The goal of this study was to investigate putative biomarker candidates in the salivary proteome of children with ASD in relation to typically developing controls. To this end, we used a proteomic strategy based on 2D-PAGE paired with nanoLC-MS/MS (nanoLC-MS/MS). Although this platform has been used in numerous biomarker cancer studies, there is no report on the application of this strategy in ASD. Therefore, we probed the use of 2D-PAGE salivary profiling to find putative ASD. As a result, significant differences were identified between the two groups and their biological relevance to ASD was highlighted. The current set of dysregulated proteins could provide a biomarker signature for ASD as the proteins identified are functionally and physiologically very diverse. Some of the proteins are associated with a subset of symptoms observed in ASD and might be possible markers for ASD subtyping. Most of the dysregulated proteins were already proposed at the gene level as potential risk factors or markers of ASD thus further confirming the role played by these factors in ASD pathophysiology and revealing a complementarity between genomic and proteomic biomarker discovery studies. Many of the differentially expressed proteins play a role in some of the suggested pathways implicated in ASD causality: immune response and inflammation, oxidative stress, cholesterol and lipid metabolism 23,76. In future studies, validation of the findings of the current study should be undertaken. The study could be repeated using a greater number of pooled samples (at least 20) to reduce the effects of inter-individual variability on the outcome of this study and to increase significance.
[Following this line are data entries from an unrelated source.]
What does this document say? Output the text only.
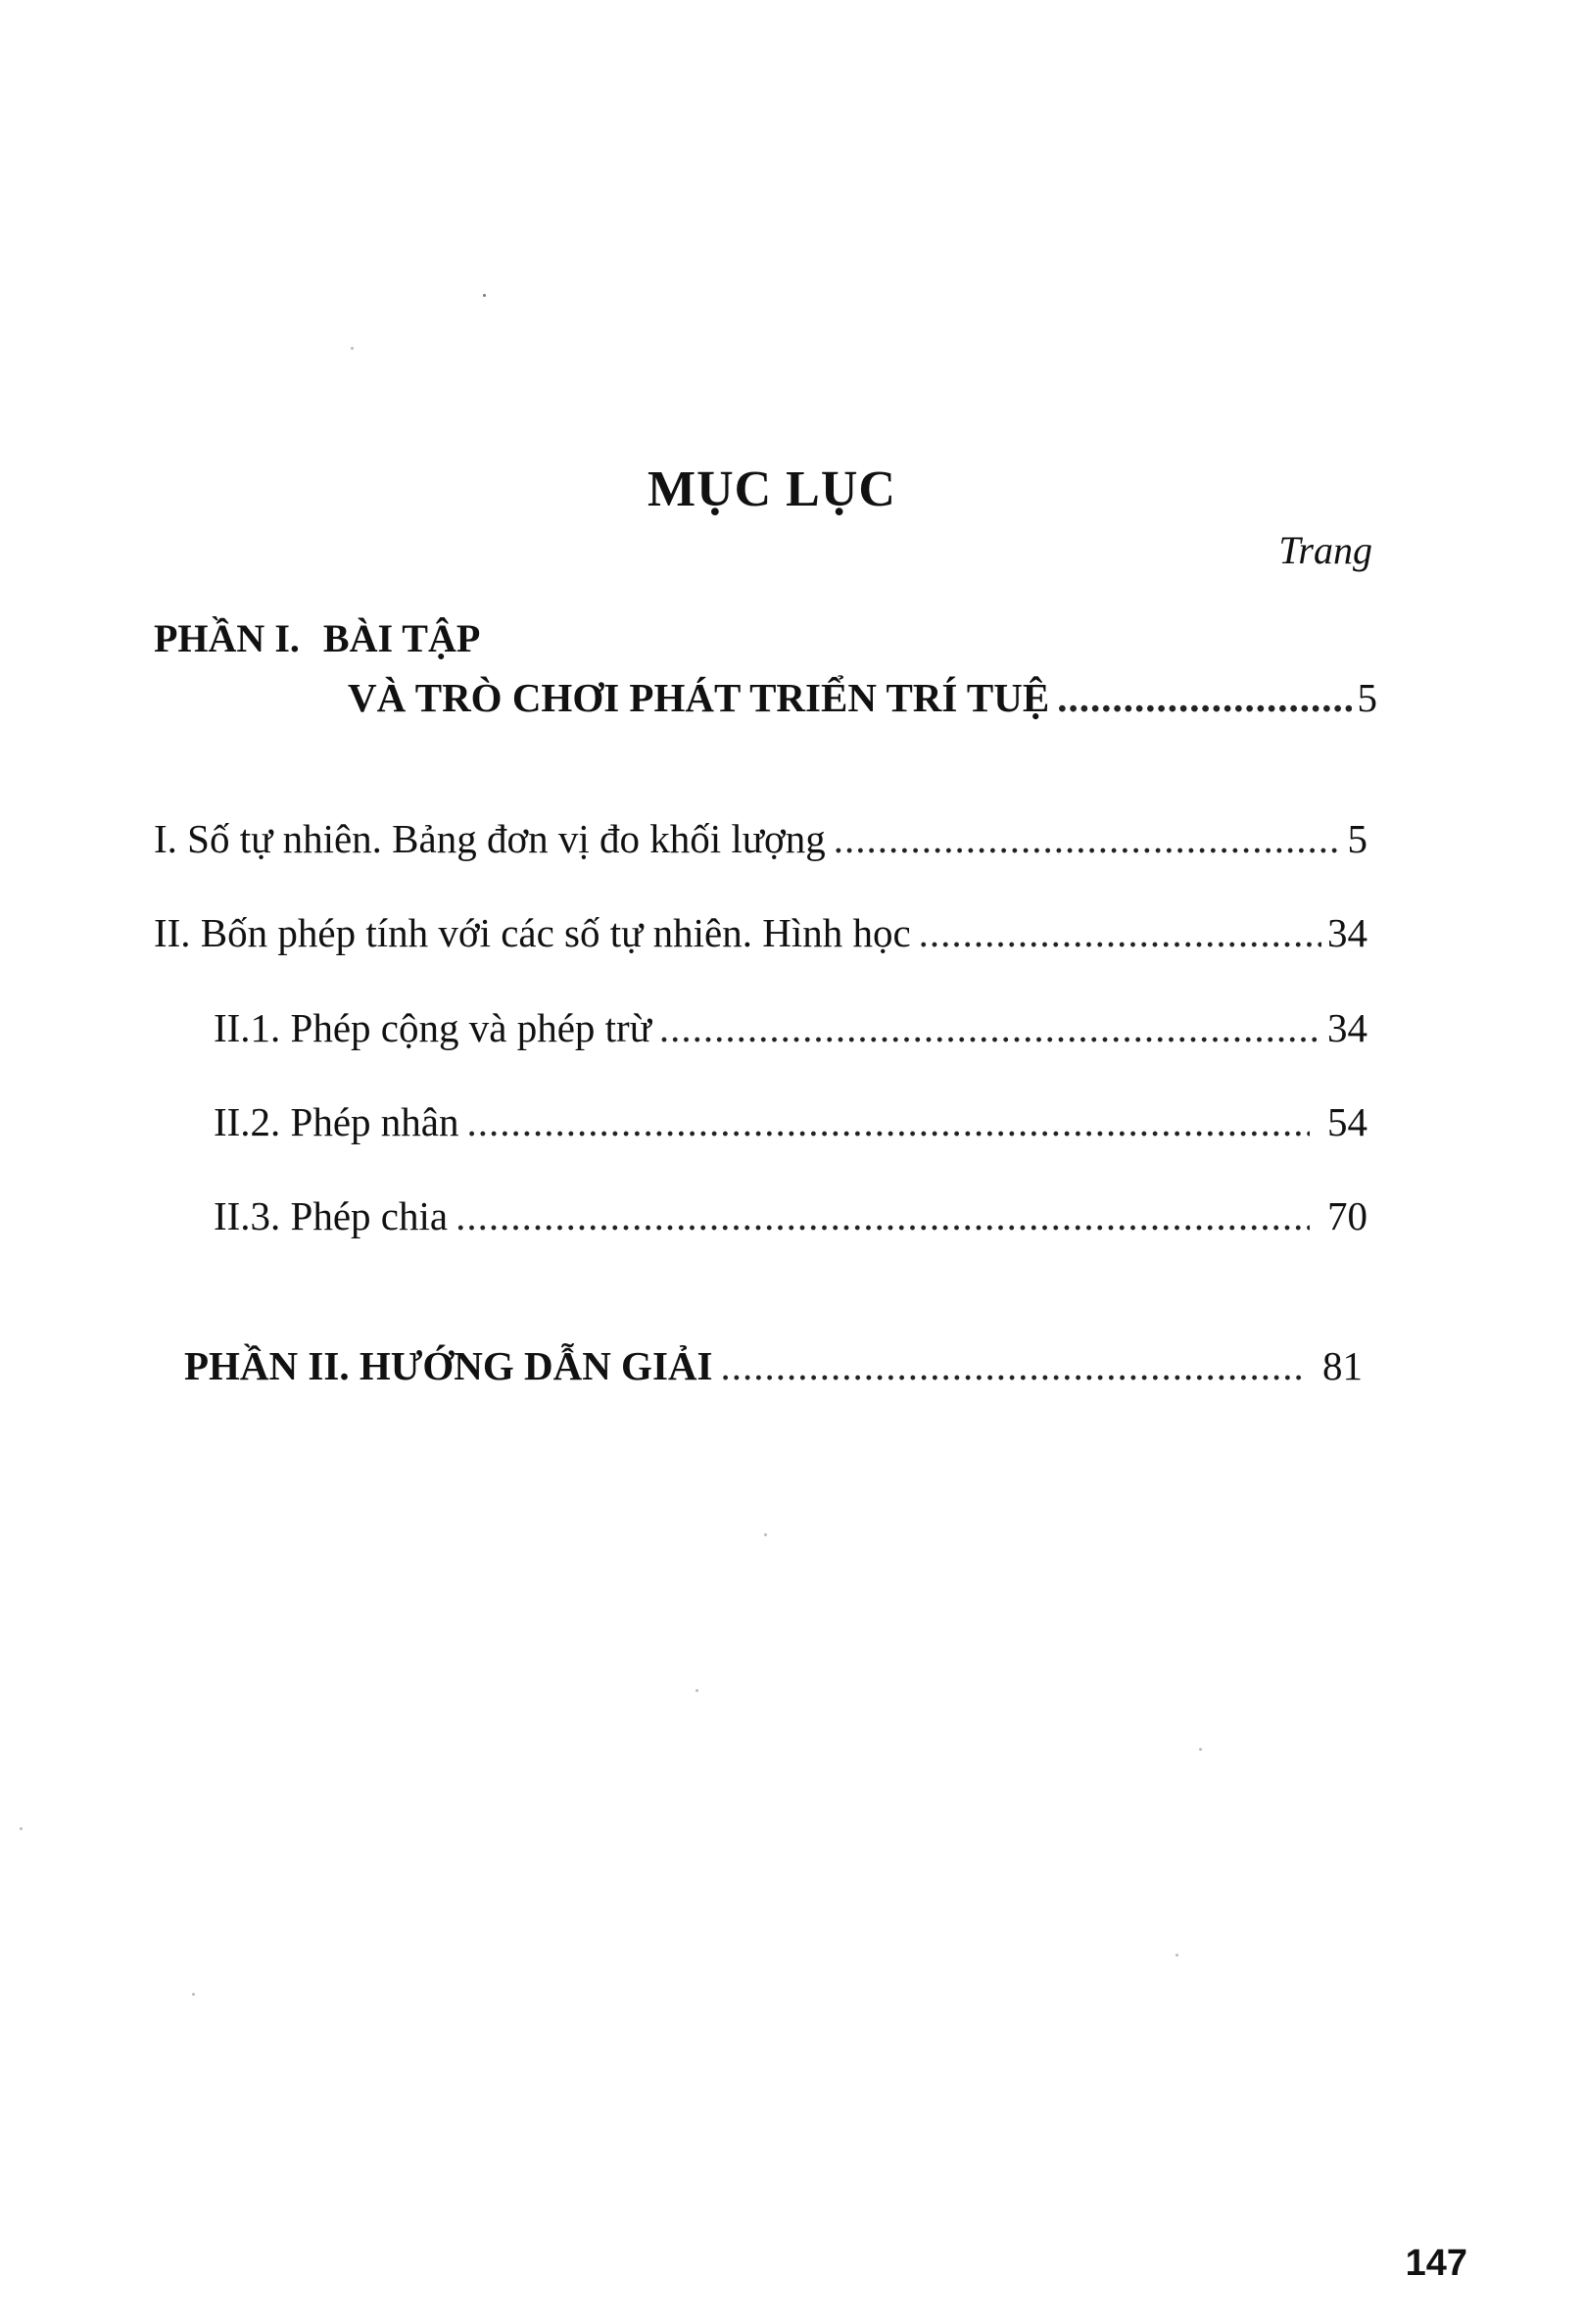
MỤC LỤC
Trang
PHẦN I. BÀI TẬP
VÀ TRÒ CHƠI PHÁT TRIỂN TRÍ TUỆ .....	5
I. Số tự nhiên. Bảng đơn vị đo khối lượng .....	5
II. Bốn phép tính với các số tự nhiên. Hình học .....	34
II.1. Phép cộng và phép trừ .....	34
II.2. Phép nhân .....	54
II.3. Phép chia .....	70
PHẦN II. HƯỚNG DẪN GIẢI .....	81
147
Investigating a protein or a protein mixture using one method may lead to identification and characterization of a protein, a protein isoform or a post-translationally modified protein. However, one approach does not identify and characterize all protein isoforms in one experiment and screening, and to examine whether furthermore, complementary approaches are needed, as demonstrated in this study. For example, our current 2D-PAGE study confirms some of the proteins identified in our previous study on the same saliva protein samples using a different proteomics approach. However, the 2D-PAGE also identified new dysregulated proteins and protein isoforms, thus demonstrating its complementarity to other recently published results obtained by other methods 34. Overall, our data suggest that 2D-PAGE coupled to LC-MS/MS is employable as a diagnostic screening tool of putative biomarkers of neurodevelopmental disorders such as ASD. The results obtained in this study may contribute to a protein signature of ASD risk and subtype as well as possible therapeutic targets.